$\newcommand{\rank}{\mathrm{rank}}$
I am trying to solve the following linear algebra exercise from a textbook.
Let $P_1, P_2, \ldots, P_k, Q_1, Q_2, \ldots, Q_k$ be order $n$ matrices over the number field $F$, and $P_iQ_j = Q_jP_i$, $\rank(P_i) = \rank(P_iQ_i), 1 \leq i, j \leq k$. Prove, \begin{align*} \rank(P_1P_2\cdots P_k) = \rank(P_1\cdots P_kQ_1\cdots Q_k). \end{align*}
So far, I am quite clueless. While the condition $\rank(P_i) = \rank(P_iQ_i)$ implies $P_i = P_iQ_iR_i$ for some order $n$ matrix $R_i$, I don't know how to apply the commutativity condition properly.
For the case $k = 2$, it seems helpful to try to show that $\text{Im}(P_1P_2Q_1Q_2) \subset \text{Im}(P_1P_2)$. So I took any $x \in \text{Im}(P_1P_2)$, hence $x = P_1P_2y = P_1P_2Q_2R_2y$ for some $y \in F^n$. Then I got stuck.
We'll prove it by induction, I'll write the base case in details (then if you have difficulties with the induction step don't hesitate to ask for help).
k=2:
$rank(P_1P_2)=rank(P_2)-dim(KerP_1\cap ImmP_2)$ (see the note (*) at the end)
$rank(P_1P_2Q_1Q_2)=rank(P_1Q_1P_2Q_2)=rank(P_2Q_2)-dim(KerP_1Q_1\cap ImmP_2Q_2)$
where I used the commutativity condition for the first passage, and (*) for the second.
By the condition: $rank(P_i)=rank(P_iQ_i)$ we deduce that: $rank(P_2)=rank(P_2Q_2)$. So we have to demonstrate that: $dim(KerP_1\cap ImmP_2)=dim(KerP_1Q_1\cap ImmP_2Q_2)$.

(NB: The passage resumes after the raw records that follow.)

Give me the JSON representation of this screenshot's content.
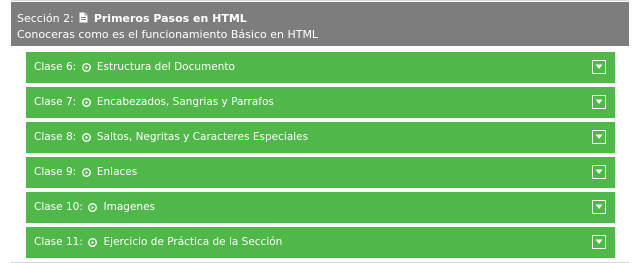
{
  "section": {
    "prefix": "Sección 2:",
    "title": "Primeros Pasos en HTML",
    "subtitle": "Conoceras como es el funcionamiento Básico en HTML",
    "icon": "document-icon"
  },
  "lessons": [
    {
      "prefix": "Clase 6:",
      "title": "Estructura del Documento"
    },
    {
      "prefix": "Clase 7:",
      "title": "Encabezados, Sangrias y Parrafos"
    },
    {
      "prefix": "Clase 8:",
      "title": "Saltos, Negritas y Caracteres Especiales"
    },
    {
      "prefix": "Clase 9:",
      "title": "Enlaces"
    },
    {
      "prefix": "Clase 10:",
      "title": "Imagenes"
    },
    {
      "prefix": "Clase 11:",
      "title": "Ejercicio de Práctica de la Sección"
    }
  ],
  "colors": {
    "header_bg": "#7d7d7d",
    "lesson_bg": "#4fb848",
    "text": "#ffffff"
  },
  "icons": {
    "lesson": "play-circle-icon",
    "toggle": "expand-toggle-icon"
  }
}
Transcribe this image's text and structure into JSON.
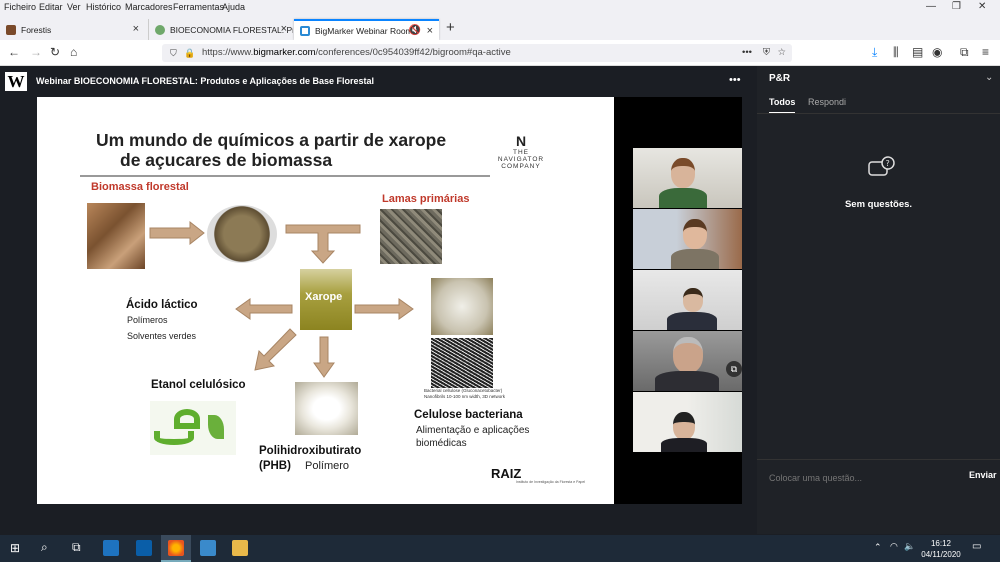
{
  "menu": [
    "Ficheiro",
    "Editar",
    "Ver",
    "Histórico",
    "Marcadores",
    "Ferramentas",
    "Ajuda"
  ],
  "window_controls": {
    "min": "—",
    "max": "❐",
    "close": "✕"
  },
  "tabs": [
    {
      "label": "Forestis",
      "active": false
    },
    {
      "label": "BIOECONOMIA FLORESTAL: Pro",
      "active": false
    },
    {
      "label": "BigMarker Webinar Room",
      "active": true
    }
  ],
  "new_tab": "+",
  "url": {
    "prefix": "https://www.",
    "domain": "bigmarker.com",
    "path": "/conferences/0c954039ff42/bigroom#qa-active"
  },
  "webinar": {
    "logo": "W",
    "title": "Webinar BIOECONOMIA FLORESTAL: Produtos e Aplicações de Base Florestal",
    "more": "•••"
  },
  "slide": {
    "title_line1": "Um mundo de químicos a partir de xarope",
    "title_line2": "de açucares de biomassa",
    "navigator_logo": "THE NAVIGATOR COMPANY",
    "biomassa": "Biomassa florestal",
    "lamas": "Lamas primárias",
    "xarope": "Xarope",
    "acido": "Ácido láctico",
    "polimeros": "Polímeros",
    "solventes": "Solventes verdes",
    "etanol": "Etanol celulósico",
    "phb_line1": "Polihidroxibutirato",
    "phb_line2": "(PHB)",
    "phb_sub": "Polímero",
    "celulose": "Celulose bacteriana",
    "celulose_sub1": "Alimentação e aplicações",
    "celulose_sub2": "biomédicas",
    "caption1": "Bacterial cellulose (Gluconacetobacter)",
    "caption2": "Nanofibrils 10-100 nm width, 3D network",
    "raiz": "RAIZ",
    "raiz_sub": "Instituto de Investigação da Floresta e Papel"
  },
  "qa": {
    "title": "P&R",
    "tabs": [
      "Todos",
      "Respondi"
    ],
    "empty": "Sem questões.",
    "placeholder": "Colocar uma questão...",
    "send": "Enviar"
  },
  "taskbar": {
    "time": "16:12",
    "date": "04/11/2020"
  }
}
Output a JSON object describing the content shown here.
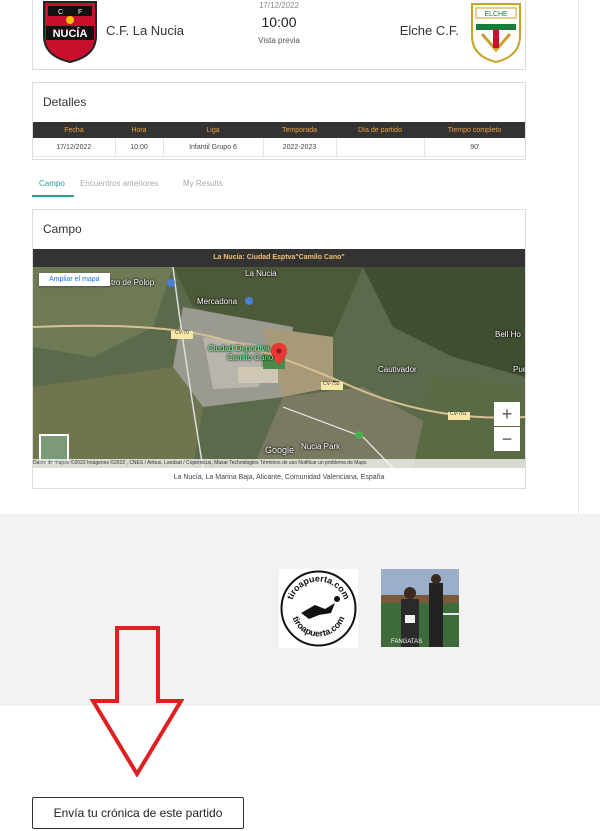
{
  "match": {
    "date": "17/12/2022",
    "time": "10:00",
    "status": "Vista previa",
    "home_team": "C.F. La Nucia",
    "away_team": "Elche C.F."
  },
  "details": {
    "title": "Detalles",
    "headers": [
      "Fecha",
      "Hora",
      "Liga",
      "Temporada",
      "Día de partido",
      "Tiempo completo"
    ],
    "row": [
      "17/12/2022",
      "10:00",
      "Infantil Grupo 6",
      "2022-2023",
      "",
      "90'"
    ]
  },
  "tabs": [
    {
      "label": "Campo",
      "active": true
    },
    {
      "label": "Encuentros anteriores",
      "active": false
    },
    {
      "label": "My Results",
      "active": false
    }
  ],
  "campo": {
    "title": "Campo",
    "venue": "La Nucía: Ciudad Esptva\"Camilo Cano\"",
    "address": "La Nucía, La Marina Baja, Alicante, Comunidad Valenciana, España",
    "map": {
      "ampliar": "Ampliar el mapa",
      "zoom_in": "+",
      "zoom_out": "−",
      "labels": {
        "polop": "stro de Polop",
        "mercadona": "Mercadona",
        "la_nucia": "La Nucia",
        "ciudad_deportiva": "Ciudad Deportiva",
        "camilo_cano": "Camilo Cano",
        "cautivador": "Cautivador",
        "nucia_park": "Nucia Park",
        "bell_ho": "Bell Ho",
        "cv70": "CV-70",
        "cv755": "CV-755",
        "cv751": "CV-751",
        "puerto": "Pue"
      },
      "attribution": "Datos de mapas ©2022 Imágenes ©2022 , CNES / Airbus, Landsat / Copernicus, Maxar Technologies    Términos de uso    Notificar un problema de Maps",
      "google": "Google"
    }
  },
  "sponsors": {
    "tiroapuerta_top": "tiroapuerta.com",
    "tiroapuerta_bottom": "tiroapuerta.com",
    "photo_caption": "FANGATAS"
  },
  "cta": {
    "label": "Envía tu crónica de este partido"
  },
  "colors": {
    "header_bg": "#333333",
    "header_text": "#f0a040",
    "accent": "#2a9d8f",
    "arrow": "#e02020"
  }
}
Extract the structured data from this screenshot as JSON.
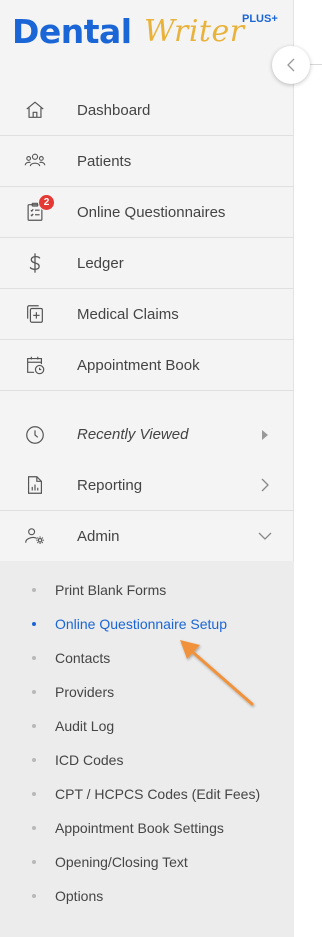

It is easy to see that: $KerP_1\subseteq KerQ_1P_1=KerP_1Q_1$ and: $ImmP_2Q_2\subseteq ImmP_2$. But we also know that $dim(KerP_1)=dim(KerP_1Q_1)$ (because the two matrices have the same rank, it follows from the Rank–nullity theorem), and $dim(ImmP_2Q_2)=dim(ImmP_2).$ So we can conclude that: $KerP_1=KerP_1Q_1$, $ImmP_2Q_2=ImmP_2$.
Considering that $KerP_1\cap ImmP_2=KerP_1Q_1\cap ImmP_2Q_2$, we conclude that they have the same dimension.
(*) $General$ $fact$: Given $A$ (matrix of size $m\times n$) and $B$ (of size $n\times k$) we have that: $rank(AB)=rank(B)-dim(KerA\cap ImmB)$
$Proof$: We can interpret matrices as linear maps. We have: $A:\mathbb{K}^n\to\mathbb{K}^m$, $A:\mathbb{K}^k\to\mathbb{K}^n$, $AB:\mathbb{K}^k\to\mathbb{K}^m$.
$Imm(AB)=A(ImmB)=Imm(A_{|ImmB})$ and $Ker(AB)=Ker(A_{|ImmB})=KerA\cap ImmB$.
Therefore: $rank(B)=dim(ImmA_{|ImmB})+dim(KerA_{|ImmB})=dim(ImmAB)+dim(KerA\cap ImmB)$.